O Ministério Público do Distrito Federal e Territórios (MPDFT) pediu à Polícia Civil que ouça novas testemunhas no caso envolvendo o ex-piloto Pedro Arthur Turra Basso. O objetivo é esclarecer a agressão que resultou na morte de Rodrigo Castanheira, de 16 anos, e o ataque relatado contra o jovem Arthur Azevedo Valentim. Turra permanece preso e pode ser condenado a até 30 anos de prisão, em um desdobramento que ganhou novos contornos após a reclassificação da agressão para tentativa de homicídio. O STJ negou, pela sétima vez, um pedido de habeas corpus apresentado pela defesa, mantendo a prisão preventiva como medida para assegurar a ordem pública e a continuidade da investigação.
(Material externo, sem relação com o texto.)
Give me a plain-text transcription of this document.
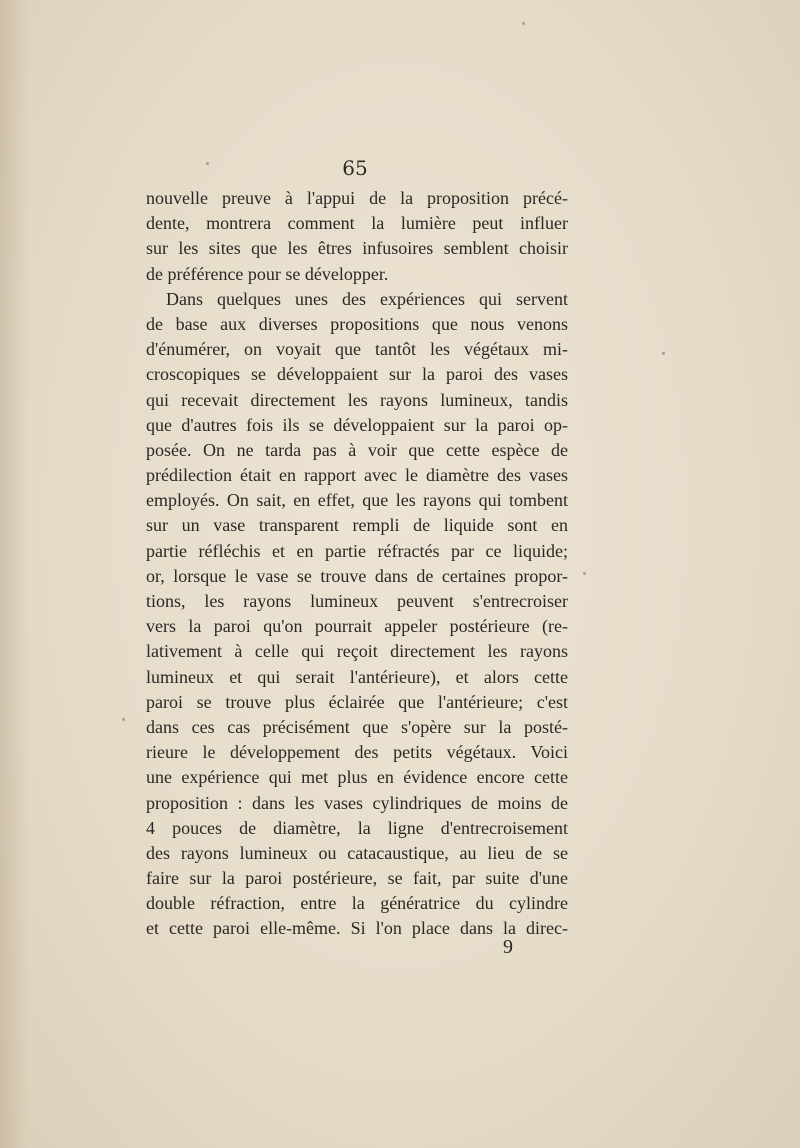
65
nouvelle preuve à l'appui de la proposition précé-
dente, montrera comment la lumière peut influer
sur les sites que les êtres infusoires semblent choisir
de préférence pour se développer.
Dans quelques unes des expériences qui servent
de base aux diverses propositions que nous venons
d'énumérer, on voyait que tantôt les végétaux mi-
croscopiques se développaient sur la paroi des vases
qui recevait directement les rayons lumineux, tandis
que d'autres fois ils se développaient sur la paroi op-
posée. On ne tarda pas à voir que cette espèce de
prédilection était en rapport avec le diamètre des vases
employés. On sait, en effet, que les rayons qui tombent
sur un vase transparent rempli de liquide sont en
partie réfléchis et en partie réfractés par ce liquide;
or, lorsque le vase se trouve dans de certaines propor-
tions, les rayons lumineux peuvent s'entrecroiser
vers la paroi qu'on pourrait appeler postérieure (re-
lativement à celle qui reçoit directement les rayons
lumineux et qui serait l'antérieure), et alors cette
paroi se trouve plus éclairée que l'antérieure; c'est
dans ces cas précisément que s'opère sur la posté-
rieure le développement des petits végétaux. Voici
une expérience qui met plus en évidence encore cette
proposition : dans les vases cylindriques de moins de
4 pouces de diamètre, la ligne d'entrecroisement
des rayons lumineux ou catacaustique, au lieu de se
faire sur la paroi postérieure, se fait, par suite d'une
double réfraction, entre la génératrice du cylindre
et cette paroi elle-même. Si l'on place dans la direc-
9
As diligências solicitadas pelo MPDFT devem ser realizadas pela 21.ª Delegacia de Polícia, em Águas Claras, no prazo de 90 dias. O documento requer as seguintes etapas:
- Reinquirição da vítima para esclarecer a dinâmica do fato, incluindo a sequência das agressões, a participação de terceiros e o contexto anterior ao episódio;
- Oitiva de duas testemunhas, entre elas a jovem menor de idade que apresentou denúncias contra Turra, incluindo relatos de tortura;
- Identificação de outras testemunhas, principalmente pessoas que acompanhavam o investigado no momento dos fatos, como a esposa de Turra, Lauanny Faria Braier Borges, investigada por ameaçar uma amiga do casal;
- Elaboração de relatório circunstanciado sobre as diligências realizadas.
O caso começou a ganhar contorno após a agressão, no dia 22 de janeiro, em uma praça de Águas Claras. A vítima, Rodrigo Castanheira, foi socorrida e permaneceu mais de 10 dias internada em UTI, até falecer em 7 de fevereiro. Inicialmente enquadrada como lesão corporal leve, a conduta foi reclassificada como tentativa de homicídio com base em depoimentos e na avaliação de risco apresentada pela defesa, que trouxe novas informações ao inquérito.
Além da investigação sobre o ataque a Arthur Valentim, Turra é réu, também, pela morte de Rodrigo Castanheira, que evoluiu para homicídio doloso. A família da vítima permanece como foco de atenção pública e de debates jurídicos sobre a responsabilidade do ex-piloto, com pedidos de responsabilização que vão além da pena criminal, incluindo danos morais estimados em pelo menos R$ 400 mil.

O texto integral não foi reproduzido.